You are not smiling. It's only the impression from the paralysis that's distorting your mouth, underlined by the scar creeping up from one corner of it into your hair. And you're not sitting at a piano but in a wheelchair. There is one of those new, ultra small laptop Computers attached to the chair's left arm. You only just manage to move the fingers of that hand. It's a hard job to try and type. Your reflex is to jump to your feet but the jerk just
lands you face down in a helpless heap on the carpet.
Somebody enters the room and comes running towards you. Oh yes, it is the handsome manager, and he is finally holding you in his arms. Your newly acquired husband carries you lovingly over to the bedroom. In passing the large windows you catch a glimpse of your old flat across the river. All the lights are on and there is a woman dancing through all the rooms in the body that was once yours, and she is laughing a genuine big laugh, while you choke on your tears of frustration.

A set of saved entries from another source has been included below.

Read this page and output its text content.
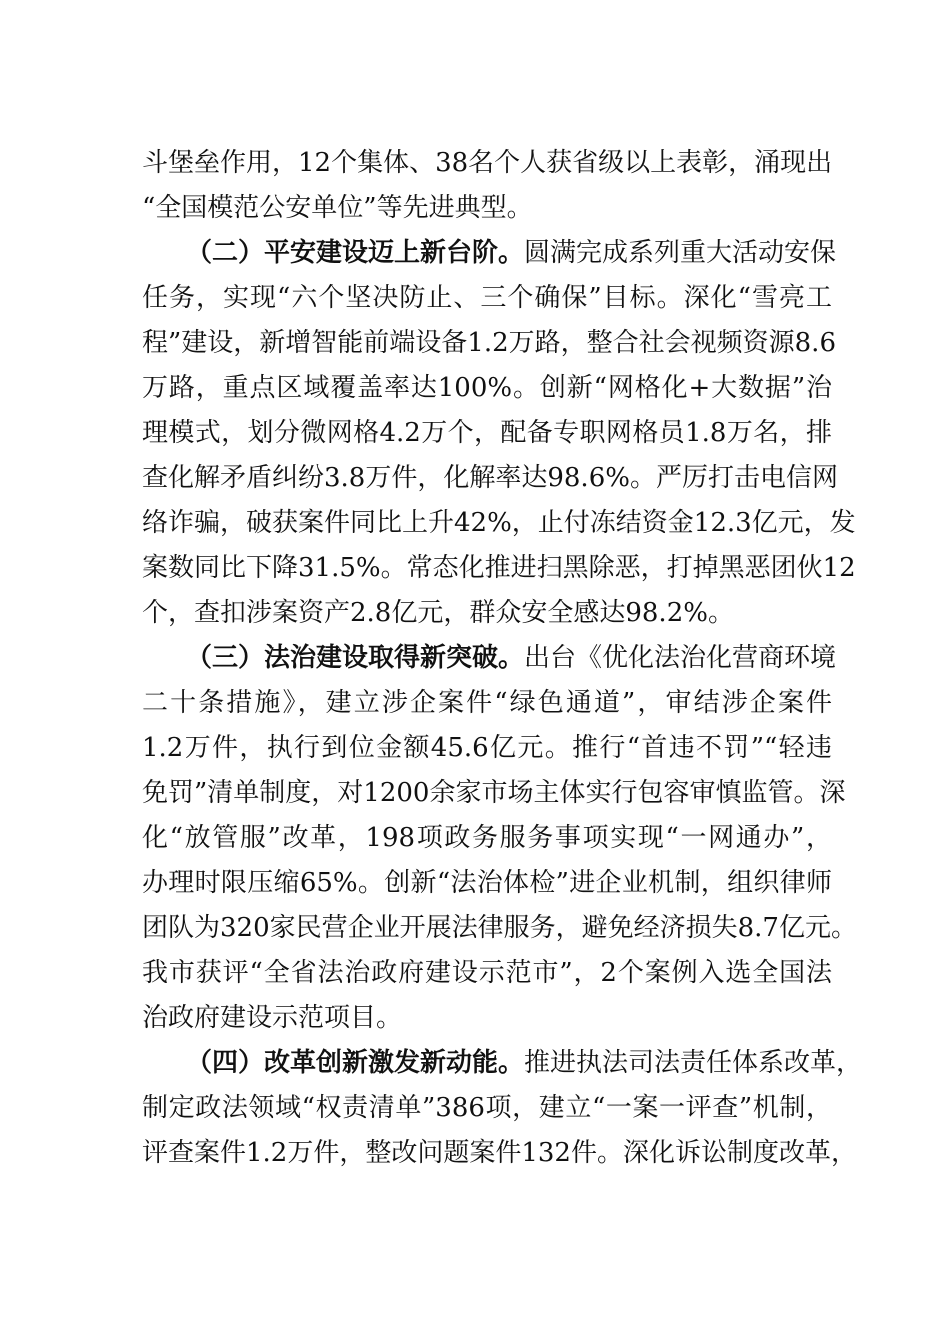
斗堡垒作用，12个集体、38名个人获省级以上表彰，涌现出
“全国模范公安单位”等先进典型。
（二）平安建设迈上新台阶。圆满完成系列重大活动安保
任务，实现“六个坚决防止、三个确保”目标。深化“雪亮工
程”建设，新增智能前端设备1.2万路，整合社会视频资源8.6
万路，重点区域覆盖率达100%。创新“网格化+大数据”治
理模式，划分微网格4.2万个，配备专职网格员1.8万名，排
查化解矛盾纠纷3.8万件，化解率达98.6%。严厉打击电信网
络诈骗，破获案件同比上升42%，止付冻结资金12.3亿元，发
案数同比下降31.5%。常态化推进扫黑除恶，打掉黑恶团伙12
个，查扣涉案资产2.8亿元，群众安全感达98.2%。
（三）法治建设取得新突破。出台《优化法治化营商环境
二十条措施》，建立涉企案件“绿色通道”，审结涉企案件
1.2万件，执行到位金额45.6亿元。推行“首违不罚”“轻违
免罚”清单制度，对1200余家市场主体实行包容审慎监管。深
化“放管服”改革，198项政务服务事项实现“一网通办”，
办理时限压缩65%。创新“法治体检”进企业机制，组织律师
团队为320家民营企业开展法律服务，避免经济损失8.7亿元。
我市获评“全省法治政府建设示范市”，2个案例入选全国法
治政府建设示范项目。
（四）改革创新激发新动能。推进执法司法责任体系改革，
制定政法领域“权责清单”386项，建立“一案一评查”机制，
评查案件1.2万件，整改问题案件132件。深化诉讼制度改革，
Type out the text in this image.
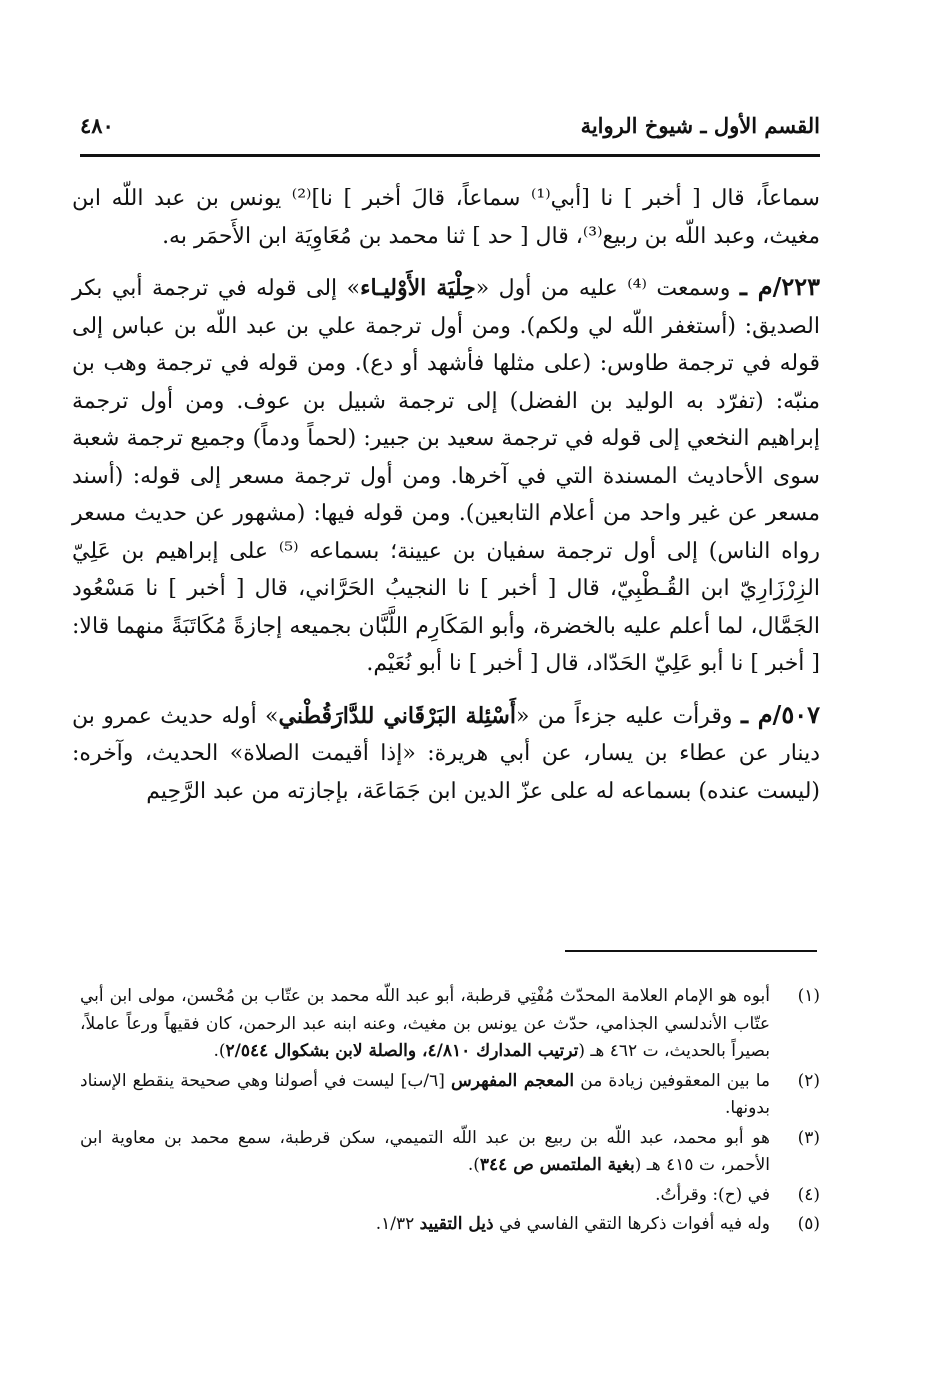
القسم الأول ـ شيوخ الرواية
٤٨٠

سماعاً، قال [ أخبر ] نا [أبي⁽¹⁾ سماعاً، قالَ أخبر ] نا]⁽²⁾ يونس بن عبد اللّه ابن مغيث، وعبد اللّه بن ربيع⁽³⁾، قال [ حد ] ثنا محمد بن مُعَاوِيَة ابن الأَحمَر به.

٢٢٣/م ـ وسمعت ⁽⁴⁾ عليه من أول «حِلْيَة الأَوْليـاء» إلى قوله في ترجمة أبي بكر الصديق: (أستغفر اللّه لي ولكم). ومن أول ترجمة علي بن عبد اللّه بن عباس إلى قوله في ترجمة طاوس: (على مثلها فأشهد أو دع). ومن قوله في ترجمة وهب بن منبّه: (تفرّد به الوليد بن الفضل) إلى ترجمة شبيل بن عوف. ومن أول ترجمة إبراهيم النخعي إلى قوله في ترجمة سعيد بن جبير: (لحماً ودماً) وجميع ترجمة شعبة سوى الأحاديث المسندة التي في آخرها. ومن أول ترجمة مسعر إلى قوله: (أسند مسعر عن غير واحد من أعلام التابعين). ومن قوله فيها: (مشهور عن حديث مسعر رواه الناس) إلى أول ترجمة سفيان بن عيينة؛ بسماعه ⁽⁵⁾ على إبراهيم بن عَلِيّ الزِرْزَارِيّ ابن القُـطْبِيّ، قال [ أخبر ] نا النجيبُ الحَرَّاني، قال [ أخبر ] نا مَسْعُود الجَمَّال، لما أعلم عليه بالخضرة، وأبو المَكَارِم اللَّبَّان بجميعه إجازةً مُكَاتَبَةً منهما قالا: [ أخبر ] نا أبو عَلِيّ الحَدّاد، قال [ أخبر ] نا أبو نُعَيْم.

٥٠٧/م ـ وقرأت عليه جزءاً من «أَسْئِلة البَرْقَاني للدَّارَقُطْني» أوله حديث عمرو بن دينار عن عطاء بن يسار، عن أبي هريرة: «إذا أقيمت الصلاة» الحديث، وآخره: (ليست عنده) بسماعه له على عزّ الدين ابن جَمَاعَة، بإجازته من عبد الرَّحِيم

(١)
أبوه هو الإمام العلامة المحدّث مُفْتِي قرطبة، أبو عبد اللّه محمد بن عتّاب بن مُحْسن، مولى ابن أبي عتّاب الأندلسي الجذامي، حدّث عن يونس بن مغيث، وعنه ابنه عبد الرحمن، كان فقيهاً ورعاً عاملاً، بصيراً بالحديث، ت ٤٦٢ هـ (ترتيب المدارك ٤/٨١٠، والصلة لابن بشكوال ٢/٥٤٤).
(٢)
ما بين المعقوفين زيادة من المعجم المفهرس [٦/ب] ليست في أصولنا وهي صحيحة ينقطع الإسناد بدونها.
(٣)
هو أبو محمد، عبد اللّه بن ربيع بن عبد اللّه التميمي، سكن قرطبة، سمع محمد بن معاوية ابن الأحمر، ت ٤١٥ هـ (بغية الملتمس ص ٣٤٤).
(٤)
في (ح): وقرأتُ.
(٥)
وله فيه أفوات ذكرها التقي الفاسي في ذيل التقييد ١/٣٢.
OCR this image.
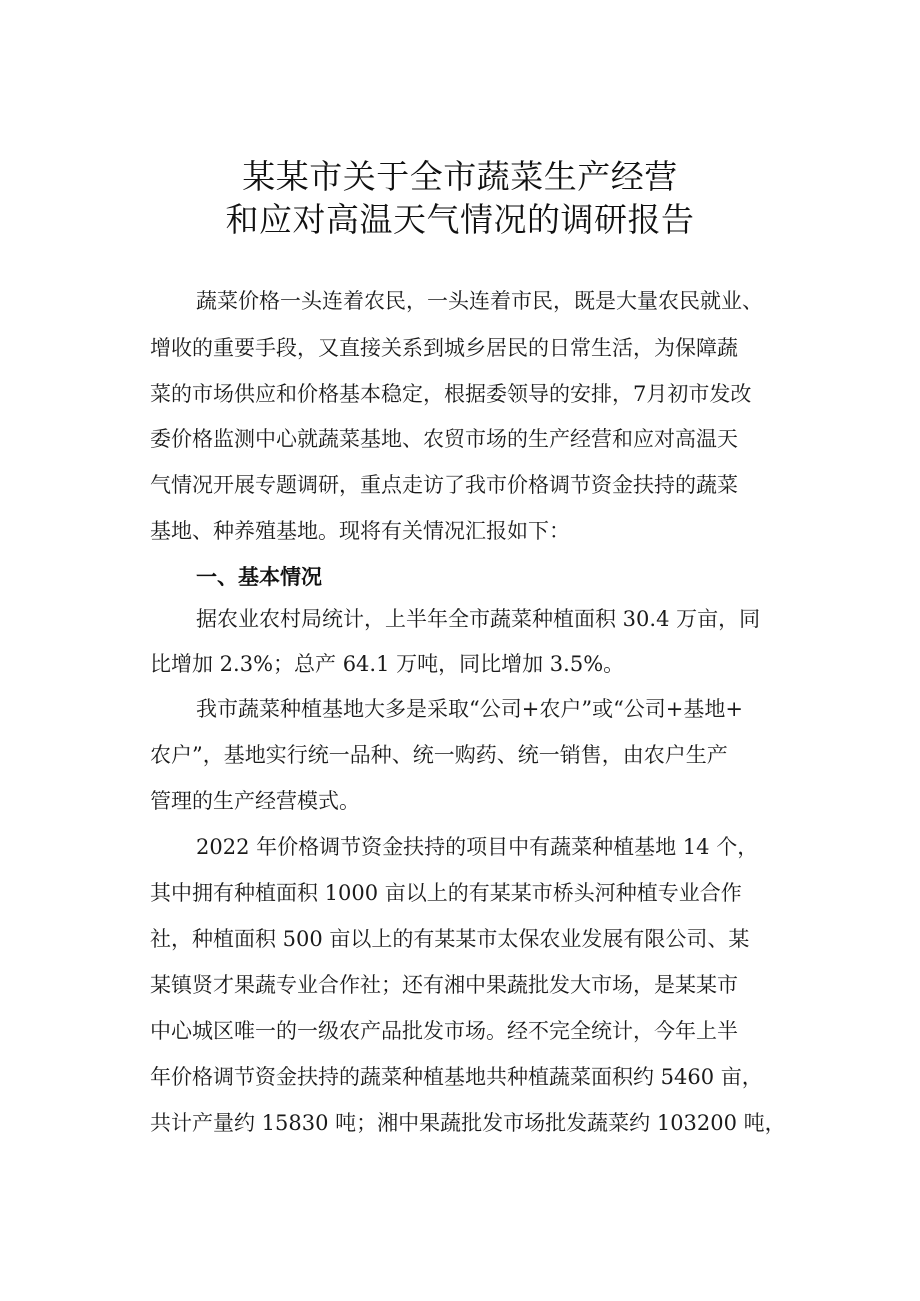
某某市关于全市蔬菜生产经营
和应对高温天气情况的调研报告
蔬菜价格一头连着农民，一头连着市民，既是大量农民就业、
增收的重要手段，又直接关系到城乡居民的日常生活，为保障蔬
菜的市场供应和价格基本稳定，根据委领导的安排，7月初市发改
委价格监测中心就蔬菜基地、农贸市场的生产经营和应对高温天
气情况开展专题调研，重点走访了我市价格调节资金扶持的蔬菜
基地、种养殖基地。现将有关情况汇报如下：
一、基本情况
据农业农村局统计，上半年全市蔬菜种植面积 30.4 万亩，同
比增加 2.3%；总产 64.1 万吨，同比增加 3.5%。
我市蔬菜种植基地大多是采取“公司+农户”或“公司+基地+
农户”，基地实行统一品种、统一购药、统一销售，由农户生产
管理的生产经营模式。
2022 年价格调节资金扶持的项目中有蔬菜种植基地 14 个，
其中拥有种植面积 1000 亩以上的有某某市桥头河种植专业合作
社，种植面积 500 亩以上的有某某市太保农业发展有限公司、某
某镇贤才果蔬专业合作社；还有湘中果蔬批发大市场，是某某市
中心城区唯一的一级农产品批发市场。经不完全统计，今年上半
年价格调节资金扶持的蔬菜种植基地共种植蔬菜面积约 5460 亩，
共计产量约 15830 吨；湘中果蔬批发市场批发蔬菜约 103200 吨，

You didn't know you were that famous third party concerned, did you? Who would have guessed that glamorous woman living surrounded by riches would want to change with  a supermarket cashier?          

"Don't cry darling," your husband says. "We'll find another specialist in brain trauma. I won't stop fighting until I have you out of that wheelchair."

You don't believe him. Although you haven't read the complete terms and conditions you know that there's no exchange or refund.